Now, he said, the market was anxiously waiting to see the outcome of Prime Minister Imran Khan’s visits to Saudi Arabia and United Arab Emirates (UAE), where he would try to negotiate some funding so that Pakistan could avert a balance of payment crisis.

“The market during the initial hours was bit depressed but following the mini-budget filters it rose sharply and recorded appreciable gains,” he added.

Pakistan Stock Exchange’s (PSX) benchmark KSE-100 shares index rose 1.77 percent or 717.60 points to close at 41,238.07 points, while its KSE-30 shares index swelled 1.76 percent or 349.24 points to end at 20,143.02 points.

Of 382 active scrips, 287 moved up, 68 retreated, and 27 remained unchanged.
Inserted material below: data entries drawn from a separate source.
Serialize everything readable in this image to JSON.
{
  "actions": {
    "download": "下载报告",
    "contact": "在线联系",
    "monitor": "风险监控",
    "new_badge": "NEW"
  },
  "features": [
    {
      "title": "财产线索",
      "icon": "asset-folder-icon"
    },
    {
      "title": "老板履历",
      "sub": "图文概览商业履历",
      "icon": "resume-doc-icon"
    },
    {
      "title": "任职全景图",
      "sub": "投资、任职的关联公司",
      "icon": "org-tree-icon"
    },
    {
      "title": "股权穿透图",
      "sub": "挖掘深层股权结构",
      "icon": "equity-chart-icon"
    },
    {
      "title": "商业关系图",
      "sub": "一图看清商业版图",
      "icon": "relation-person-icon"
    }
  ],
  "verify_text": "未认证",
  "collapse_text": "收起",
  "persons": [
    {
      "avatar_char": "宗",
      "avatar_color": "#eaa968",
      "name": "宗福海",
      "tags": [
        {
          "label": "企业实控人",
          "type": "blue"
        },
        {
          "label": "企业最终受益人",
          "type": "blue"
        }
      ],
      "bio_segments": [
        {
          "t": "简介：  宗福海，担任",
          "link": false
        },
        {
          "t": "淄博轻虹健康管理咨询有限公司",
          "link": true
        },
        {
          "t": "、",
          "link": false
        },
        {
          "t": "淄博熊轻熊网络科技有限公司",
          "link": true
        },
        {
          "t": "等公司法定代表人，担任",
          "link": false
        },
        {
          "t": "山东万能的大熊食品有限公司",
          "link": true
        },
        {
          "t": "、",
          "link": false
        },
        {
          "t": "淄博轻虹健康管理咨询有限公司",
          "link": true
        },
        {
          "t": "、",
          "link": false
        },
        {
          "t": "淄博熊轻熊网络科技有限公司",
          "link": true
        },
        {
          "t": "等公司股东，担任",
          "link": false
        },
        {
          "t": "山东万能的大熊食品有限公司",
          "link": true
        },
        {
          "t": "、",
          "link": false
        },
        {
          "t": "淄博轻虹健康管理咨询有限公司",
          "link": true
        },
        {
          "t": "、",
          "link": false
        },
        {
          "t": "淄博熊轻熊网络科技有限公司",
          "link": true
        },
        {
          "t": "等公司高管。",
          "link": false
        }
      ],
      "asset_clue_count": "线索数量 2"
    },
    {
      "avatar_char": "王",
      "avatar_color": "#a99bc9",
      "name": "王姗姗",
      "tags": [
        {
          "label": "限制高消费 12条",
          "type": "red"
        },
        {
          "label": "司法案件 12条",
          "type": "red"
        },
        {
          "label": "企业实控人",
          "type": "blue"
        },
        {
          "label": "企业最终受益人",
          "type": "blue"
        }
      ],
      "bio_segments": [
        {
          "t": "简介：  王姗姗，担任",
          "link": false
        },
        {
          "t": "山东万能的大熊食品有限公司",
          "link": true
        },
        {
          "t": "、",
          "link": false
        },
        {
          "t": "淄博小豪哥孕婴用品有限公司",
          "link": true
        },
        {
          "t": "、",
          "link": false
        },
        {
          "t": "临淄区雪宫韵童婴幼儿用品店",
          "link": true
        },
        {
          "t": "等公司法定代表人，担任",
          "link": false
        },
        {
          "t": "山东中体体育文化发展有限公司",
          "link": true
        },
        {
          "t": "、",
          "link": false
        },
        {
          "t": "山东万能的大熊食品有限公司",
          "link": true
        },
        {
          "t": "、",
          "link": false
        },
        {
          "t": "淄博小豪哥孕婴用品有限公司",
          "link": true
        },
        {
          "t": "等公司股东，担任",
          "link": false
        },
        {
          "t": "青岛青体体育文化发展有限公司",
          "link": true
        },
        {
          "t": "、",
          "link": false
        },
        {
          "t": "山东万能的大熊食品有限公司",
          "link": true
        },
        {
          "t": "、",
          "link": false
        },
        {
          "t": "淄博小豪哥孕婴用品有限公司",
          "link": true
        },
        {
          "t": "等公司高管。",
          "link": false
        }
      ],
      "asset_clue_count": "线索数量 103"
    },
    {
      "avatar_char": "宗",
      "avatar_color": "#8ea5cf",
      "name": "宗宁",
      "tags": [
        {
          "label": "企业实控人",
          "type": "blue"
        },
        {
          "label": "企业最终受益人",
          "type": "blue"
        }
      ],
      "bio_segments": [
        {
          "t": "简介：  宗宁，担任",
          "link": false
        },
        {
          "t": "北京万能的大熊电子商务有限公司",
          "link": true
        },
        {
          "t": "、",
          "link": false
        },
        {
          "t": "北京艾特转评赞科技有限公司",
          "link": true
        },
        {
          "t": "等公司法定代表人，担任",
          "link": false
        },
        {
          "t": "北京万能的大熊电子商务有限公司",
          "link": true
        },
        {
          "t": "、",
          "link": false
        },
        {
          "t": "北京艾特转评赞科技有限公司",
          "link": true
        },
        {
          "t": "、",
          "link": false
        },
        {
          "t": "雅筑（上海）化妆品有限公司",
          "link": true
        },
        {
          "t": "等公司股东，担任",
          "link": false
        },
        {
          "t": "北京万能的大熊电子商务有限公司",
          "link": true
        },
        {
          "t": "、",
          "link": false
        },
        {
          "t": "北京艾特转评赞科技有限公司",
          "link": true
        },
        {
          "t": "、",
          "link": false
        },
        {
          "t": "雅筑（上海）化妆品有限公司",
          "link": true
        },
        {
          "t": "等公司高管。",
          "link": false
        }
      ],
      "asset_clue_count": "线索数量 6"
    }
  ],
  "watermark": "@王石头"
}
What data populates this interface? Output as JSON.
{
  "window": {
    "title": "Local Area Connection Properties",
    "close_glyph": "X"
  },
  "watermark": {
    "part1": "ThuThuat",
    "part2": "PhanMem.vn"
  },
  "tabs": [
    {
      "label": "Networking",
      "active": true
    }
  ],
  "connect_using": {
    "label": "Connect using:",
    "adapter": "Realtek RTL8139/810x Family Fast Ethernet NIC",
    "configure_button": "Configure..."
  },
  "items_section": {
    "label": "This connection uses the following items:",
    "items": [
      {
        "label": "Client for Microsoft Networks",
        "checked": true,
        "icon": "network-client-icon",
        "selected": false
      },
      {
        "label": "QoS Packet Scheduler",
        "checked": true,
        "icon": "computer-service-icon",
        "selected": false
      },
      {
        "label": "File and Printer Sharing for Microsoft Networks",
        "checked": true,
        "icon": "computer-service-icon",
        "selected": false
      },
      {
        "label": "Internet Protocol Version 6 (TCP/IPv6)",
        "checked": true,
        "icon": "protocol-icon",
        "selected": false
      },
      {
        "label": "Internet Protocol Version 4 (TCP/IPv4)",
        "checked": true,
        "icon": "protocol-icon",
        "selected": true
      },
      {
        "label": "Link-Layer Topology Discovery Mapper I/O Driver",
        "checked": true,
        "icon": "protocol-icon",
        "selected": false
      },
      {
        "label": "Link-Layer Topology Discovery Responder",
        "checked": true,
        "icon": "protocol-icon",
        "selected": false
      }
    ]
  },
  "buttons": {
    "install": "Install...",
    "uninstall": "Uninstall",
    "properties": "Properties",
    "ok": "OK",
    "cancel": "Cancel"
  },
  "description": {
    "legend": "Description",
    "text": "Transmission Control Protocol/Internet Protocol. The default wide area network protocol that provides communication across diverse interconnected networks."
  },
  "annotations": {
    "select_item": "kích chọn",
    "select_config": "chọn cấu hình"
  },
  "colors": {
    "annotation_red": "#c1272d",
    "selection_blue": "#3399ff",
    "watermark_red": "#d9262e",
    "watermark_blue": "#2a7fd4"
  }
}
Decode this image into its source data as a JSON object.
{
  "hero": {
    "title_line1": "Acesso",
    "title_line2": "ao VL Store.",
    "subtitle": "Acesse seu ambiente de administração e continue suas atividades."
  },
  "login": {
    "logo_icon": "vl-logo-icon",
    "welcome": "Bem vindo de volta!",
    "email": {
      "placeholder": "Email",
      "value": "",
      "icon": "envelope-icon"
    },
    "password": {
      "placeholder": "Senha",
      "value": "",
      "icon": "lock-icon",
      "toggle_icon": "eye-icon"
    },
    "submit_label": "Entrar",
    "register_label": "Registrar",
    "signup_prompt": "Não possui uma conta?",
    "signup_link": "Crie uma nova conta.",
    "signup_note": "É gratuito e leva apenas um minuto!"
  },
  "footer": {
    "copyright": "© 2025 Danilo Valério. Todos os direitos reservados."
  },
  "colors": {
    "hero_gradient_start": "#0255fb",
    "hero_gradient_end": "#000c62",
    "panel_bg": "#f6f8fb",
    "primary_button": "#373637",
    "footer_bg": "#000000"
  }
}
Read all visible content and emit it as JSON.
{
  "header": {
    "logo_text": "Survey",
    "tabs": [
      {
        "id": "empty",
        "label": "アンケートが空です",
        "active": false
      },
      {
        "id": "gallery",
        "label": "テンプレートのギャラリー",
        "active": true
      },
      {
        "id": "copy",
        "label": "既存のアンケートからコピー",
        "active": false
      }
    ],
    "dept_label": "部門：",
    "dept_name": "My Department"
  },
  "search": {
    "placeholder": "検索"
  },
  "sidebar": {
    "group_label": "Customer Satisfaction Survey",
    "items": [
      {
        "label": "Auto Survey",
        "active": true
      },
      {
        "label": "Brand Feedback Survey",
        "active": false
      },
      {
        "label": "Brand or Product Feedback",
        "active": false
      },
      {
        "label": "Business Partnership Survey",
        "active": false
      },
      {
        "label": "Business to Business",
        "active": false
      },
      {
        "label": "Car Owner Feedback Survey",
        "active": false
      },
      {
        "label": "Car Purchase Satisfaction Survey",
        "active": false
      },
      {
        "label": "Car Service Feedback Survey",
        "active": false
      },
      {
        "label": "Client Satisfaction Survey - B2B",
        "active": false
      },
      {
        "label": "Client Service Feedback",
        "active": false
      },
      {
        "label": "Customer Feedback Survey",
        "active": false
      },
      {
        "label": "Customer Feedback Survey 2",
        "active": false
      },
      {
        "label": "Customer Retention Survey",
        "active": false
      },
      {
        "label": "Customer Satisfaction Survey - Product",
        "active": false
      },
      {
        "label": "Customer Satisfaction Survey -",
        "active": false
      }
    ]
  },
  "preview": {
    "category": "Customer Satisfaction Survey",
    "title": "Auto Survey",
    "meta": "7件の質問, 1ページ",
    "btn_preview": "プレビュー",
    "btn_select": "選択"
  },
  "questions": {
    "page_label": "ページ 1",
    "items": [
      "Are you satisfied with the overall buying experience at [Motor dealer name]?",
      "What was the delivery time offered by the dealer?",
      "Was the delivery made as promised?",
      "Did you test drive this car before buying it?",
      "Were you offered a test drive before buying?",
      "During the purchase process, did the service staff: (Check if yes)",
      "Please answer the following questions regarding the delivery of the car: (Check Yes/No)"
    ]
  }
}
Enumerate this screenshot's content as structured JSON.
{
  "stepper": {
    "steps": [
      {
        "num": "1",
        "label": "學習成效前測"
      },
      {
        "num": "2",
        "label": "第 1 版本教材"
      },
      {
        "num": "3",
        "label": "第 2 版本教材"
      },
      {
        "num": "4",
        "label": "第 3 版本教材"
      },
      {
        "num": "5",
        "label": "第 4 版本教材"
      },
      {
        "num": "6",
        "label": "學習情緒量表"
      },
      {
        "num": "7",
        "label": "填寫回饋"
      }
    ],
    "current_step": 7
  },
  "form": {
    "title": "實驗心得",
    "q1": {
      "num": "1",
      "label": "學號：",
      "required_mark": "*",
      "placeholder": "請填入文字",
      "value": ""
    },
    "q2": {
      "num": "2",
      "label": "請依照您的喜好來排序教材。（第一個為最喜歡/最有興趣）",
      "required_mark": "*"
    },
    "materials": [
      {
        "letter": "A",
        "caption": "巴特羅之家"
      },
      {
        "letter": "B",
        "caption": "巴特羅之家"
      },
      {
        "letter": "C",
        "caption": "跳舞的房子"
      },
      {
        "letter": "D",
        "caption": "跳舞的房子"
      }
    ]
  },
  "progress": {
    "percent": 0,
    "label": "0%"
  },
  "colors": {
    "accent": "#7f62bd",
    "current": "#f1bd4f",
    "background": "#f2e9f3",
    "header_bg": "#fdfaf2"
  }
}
The ready market volumes stood at 166.519 billion shares as compared with the turnover of 145.200 billion shares in the previous session.

Analyst Ahsan Mehanti from Arif Habib Corporations said the stocks closed record higher after government unveiled amended finance bill 2018, supporting some industries and auto sector.

The Economic Coordination Committee (ECC) approvals on surge in gas prices impacting power, fertilisers, and industrial sectors, and investors’ expectations for raise in super tax levies, corporate tax levies, invited midsession pressure, Mehanti said.

“Upbeat fiscal deficit target at 5.1pc for FY19, proposed finance bill amendments supporting auto sector, continuation of CPEC (China-Pakistan Economic Corridor) projects, and proposal for the reversal of petroleum development levy cheered investor sentiment,” he added.

An analyst from WE Financial Services Ltd said the bull-run was observed throughout the market as the investors’ confidence was restored on the back of amendments in finance bill presented by the finance minister.

The indexed heavy cement sector came in limelight and led the market in green zone after the announcement that an amount of Rs4.5 billion would be released immediately for the construction of pending housing schemes for underprivileged class, while another 10,000 houses would also be constructed shortly after, the analyst said.

“In addition to that, the CPEC project would be given full attention and dams would be built in 5-6 years. On the other hand, auto sector also hit the spotlight after the amended bill suggested the non-filers were now able to purchase the cars,” the WE analyst said.

The highest gainers were Indus Colgate Palmolive that moved up Rs67.10 to close at Rs2425.00/share, and Island Textile that rose Rs66.87 to finish at Rs1405.62/share.

Companies that booked highest losses were EFU Life Assurance, which went down Rs11.87 to close at Rs225.64/share, and Sitara Chemical, which lost Rs9.61 to finish at Rs369.83/share.

Lotte Chemical recorded the highest volumes with a turnover of 13.241 million shares. The scrip gained Rs0.49 to close at Rs14.70/share.

It was followed by Unity Foods Limited with a turnover of 10.440 million shares, whereas the scrip gained Rs1.72 to close at Rs36.24/share.

The lowest volumes were witnessed in Indus Motor Company Limited, recording a turnover of Rs46,460 shares, the scrip lost Rs8.20 to end at Rs1492.42/share.